Source URL: https://simonwillison.net/2025/Oct/6/gpt-5-pro/
Source: Simon Willison’s Weblog
Title: GPT-5 pro
Feedly Summary: GPT-5 pro
Here’s OpenAI’s model documentation for their GPT-5 pro model, released to their API today at their DevDay event.
It has similar base characteristics to GPT-5: both share a September 30, 2024 knowledge cutoff and 400,000 context limit.
GPT-5 pro has maximum output tokens 272,000 max, an increase from 128,000 for GPT-5.
As our most advanced reasoning model, GPT-5 pro defaults to (and only supports) reasoning.effort: high
It’s only available via OpenAI’s Responses API. My LLM tool doesn’t support that in core yet, but the llm-openai-plugin plugin does. I released llm-openai-plugin 0.7 adding support for the new model, then ran this:
llm install -U llm-openai-plugin
llm -m openai/gpt-5-pro “Generate an SVG of a pelican riding a bicycle"
It’s very, very slow. The model took 6 minutes 8 seconds to respond and charged me for 16 input and 9,205 output tokens. At $15/million input and $120/million output this pelican cost me $1.10!
Here’s the full transcript. It looks visually pretty simpler to the much, much cheaper result I got from GPT-5.
Tags: ai, openai, generative-ai, llms, llm-pricing, pelican-riding-a-bicycle, llm-reasoning, llm-release, gpt-5
AI Summary and Description: Yes
Summary: The text discusses the release of OpenAI’s GPT-5 pro model, noting its enhanced capabilities compared to its predecessor, GPT-5. This information is particularly pertinent to professionals involved in AI development and security, as it highlights advancements in AI reasoning capabilities, token limits, and pricing structure, which could have implications for cost management and usage policies.
Detailed Description: The announcement regarding OpenAI’s GPT-5 pro model provides several key insights into its specifications and operational details. The content is extremely relevant for professionals in AI, generative AI security, and those involved in cloud computing due to its potential impact on model deployment and security practices. Here are the major points:
– **Model Characteristics**:
– GPT-5 pro shares a knowledge cutoff date of September 30, 2024, and maintains a context limit of 400,000 tokens, similar to GPT-5.
– Maximum output tokens for GPT-5 pro is significantly increased to 272,000 from 128,000 in GPT-5, enhancing its capability for generating extensive and complex outputs.
– **Reasoning and Performance**:
– GPT-5 pro is designated as OpenAI’s most advanced reasoning model, which emphasizes a high-effort default mode for reasoning. This shift indicates potential improvements in decision-making tasks and problem-solving, making it a significant upgrade for AI applications that demand sophistication.

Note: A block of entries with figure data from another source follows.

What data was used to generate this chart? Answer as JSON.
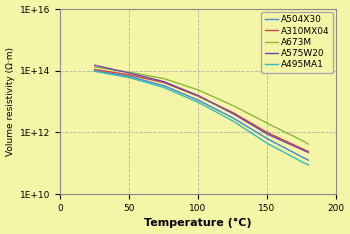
{
  "title": "",
  "xlabel": "Temperature (°C)",
  "ylabel": "Volume resistivity (Ω·m)",
  "xlim": [
    0,
    200
  ],
  "ylim_log": [
    10,
    16
  ],
  "yticks_exp": [
    10,
    12,
    14,
    16
  ],
  "xticks": [
    0,
    50,
    100,
    150,
    200
  ],
  "background_color": "#F5F5A8",
  "plot_bg_color": "#F5F5A8",
  "series": [
    {
      "label": "A504X30",
      "color": "#4488CC",
      "x": [
        25,
        50,
        75,
        100,
        125,
        150,
        175,
        180
      ],
      "log10y": [
        14.0,
        13.82,
        13.52,
        13.05,
        12.48,
        11.8,
        11.22,
        11.1
      ]
    },
    {
      "label": "A310MX04",
      "color": "#CC4444",
      "x": [
        25,
        50,
        75,
        100,
        125,
        150,
        175,
        180
      ],
      "log10y": [
        14.04,
        13.87,
        13.62,
        13.18,
        12.65,
        12.0,
        11.48,
        11.38
      ]
    },
    {
      "label": "A673M",
      "color": "#88BB33",
      "x": [
        25,
        50,
        75,
        100,
        125,
        150,
        175,
        180
      ],
      "log10y": [
        14.12,
        13.95,
        13.75,
        13.38,
        12.88,
        12.3,
        11.75,
        11.62
      ]
    },
    {
      "label": "A575W20",
      "color": "#7744AA",
      "x": [
        25,
        50,
        75,
        100,
        125,
        150,
        175,
        180
      ],
      "log10y": [
        14.18,
        13.93,
        13.65,
        13.2,
        12.62,
        11.95,
        11.45,
        11.35
      ]
    },
    {
      "label": "A495MA1",
      "color": "#33BBBB",
      "x": [
        25,
        50,
        75,
        100,
        125,
        150,
        175,
        180
      ],
      "log10y": [
        13.98,
        13.78,
        13.46,
        12.98,
        12.38,
        11.65,
        11.05,
        10.95
      ]
    }
  ],
  "legend_fontsize": 6.5,
  "tick_fontsize": 6.5,
  "xlabel_fontsize": 8,
  "ylabel_fontsize": 6.5
}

– **Availability and Deployment**:
– The model is only accessible through OpenAI’s Responses API, which necessitates developers to adapt their tools to engage with the new model effectively.
– The mention of the llm-openai-plugin enhancing support for the model indicates a need for professionals to stay updated with available tools that can interface with the latest models.

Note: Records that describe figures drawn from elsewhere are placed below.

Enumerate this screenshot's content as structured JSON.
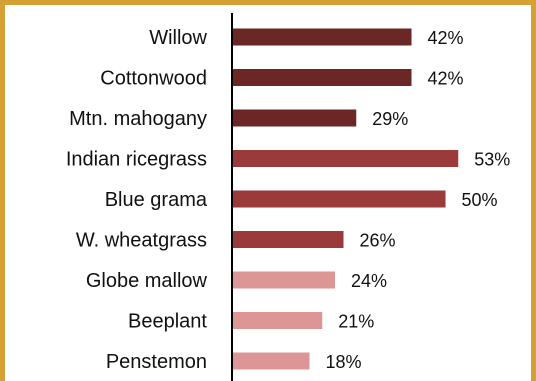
{
  "chart_data": {
    "type": "bar",
    "orientation": "horizontal",
    "title": "",
    "xlabel": "",
    "ylabel": "",
    "categories": [
      "Willow",
      "Cottonwood",
      "Mtn. mahogany",
      "Indian ricegrass",
      "Blue grama",
      "W. wheatgrass",
      "Globe mallow",
      "Beeplant",
      "Penstemon"
    ],
    "values": [
      42,
      42,
      29,
      53,
      50,
      26,
      24,
      21,
      18
    ],
    "value_labels": [
      "42%",
      "42%",
      "29%",
      "53%",
      "50%",
      "26%",
      "24%",
      "21%",
      "18%"
    ],
    "bar_colors": [
      "#6B2626",
      "#6B2626",
      "#6B2626",
      "#9A3A3A",
      "#9A3A3A",
      "#9A3A3A",
      "#DC9696",
      "#DC9696",
      "#DC9696"
    ],
    "value_unit": "%",
    "grid": false,
    "legend": "none"
  },
  "colors": {
    "frame_border": "#D4A135",
    "axis": "#000000"
  }
}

– **Performance and Cost**:
– The author documents a practical experiment with the GPT-5 pro, noting that the model response times were lengthy, taking over six minutes for a simple request. This is essential for businesses to consider when planning for real-time processing requirements.
– The cost incurred for generating a simple output was $1.10, raising points about budget management in AI operations, particularly with varying pricing strategies for input and output tokens.

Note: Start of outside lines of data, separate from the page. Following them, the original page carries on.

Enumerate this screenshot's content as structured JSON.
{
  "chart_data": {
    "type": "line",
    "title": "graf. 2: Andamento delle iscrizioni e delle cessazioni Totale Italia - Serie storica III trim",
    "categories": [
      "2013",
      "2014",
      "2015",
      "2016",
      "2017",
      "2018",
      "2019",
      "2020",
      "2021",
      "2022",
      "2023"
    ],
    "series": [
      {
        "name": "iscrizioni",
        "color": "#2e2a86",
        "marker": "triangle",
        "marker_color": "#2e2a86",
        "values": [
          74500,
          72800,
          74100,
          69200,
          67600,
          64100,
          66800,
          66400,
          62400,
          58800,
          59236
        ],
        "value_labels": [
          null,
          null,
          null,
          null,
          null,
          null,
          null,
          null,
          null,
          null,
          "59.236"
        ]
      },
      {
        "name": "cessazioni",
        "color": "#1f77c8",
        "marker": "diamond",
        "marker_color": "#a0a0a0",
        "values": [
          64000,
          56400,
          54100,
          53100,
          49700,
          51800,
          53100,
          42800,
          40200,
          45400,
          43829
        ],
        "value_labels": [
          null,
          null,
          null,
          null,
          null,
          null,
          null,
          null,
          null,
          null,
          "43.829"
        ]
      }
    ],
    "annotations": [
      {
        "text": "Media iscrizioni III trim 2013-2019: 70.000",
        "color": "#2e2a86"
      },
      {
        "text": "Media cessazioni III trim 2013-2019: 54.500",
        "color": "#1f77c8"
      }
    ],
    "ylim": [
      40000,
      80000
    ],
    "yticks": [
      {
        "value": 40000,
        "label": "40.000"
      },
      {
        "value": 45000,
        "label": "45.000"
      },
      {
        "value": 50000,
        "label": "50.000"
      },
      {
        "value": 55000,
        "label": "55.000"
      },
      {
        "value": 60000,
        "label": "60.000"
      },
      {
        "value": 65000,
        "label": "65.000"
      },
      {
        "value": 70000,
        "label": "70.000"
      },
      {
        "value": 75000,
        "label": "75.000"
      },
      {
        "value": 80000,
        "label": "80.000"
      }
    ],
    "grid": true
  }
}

– **Practical Implications**:
– The advancements in token limits and reasoning capabilities present both opportunities and challenges for organizations utilizing AI models, especially in security contexts.
– Understanding token pricing is critical for firms trying to manage AI costs effectively, as misuse or overuse can lead to significant financial implications.
Overall, the release of GPT-5 pro signifies important advancements for practitioners in AI and infrastructure security, particularly regarding performance expectations, financial management, and operational integration challenges associated with adopting new technologies in existing infrastructures.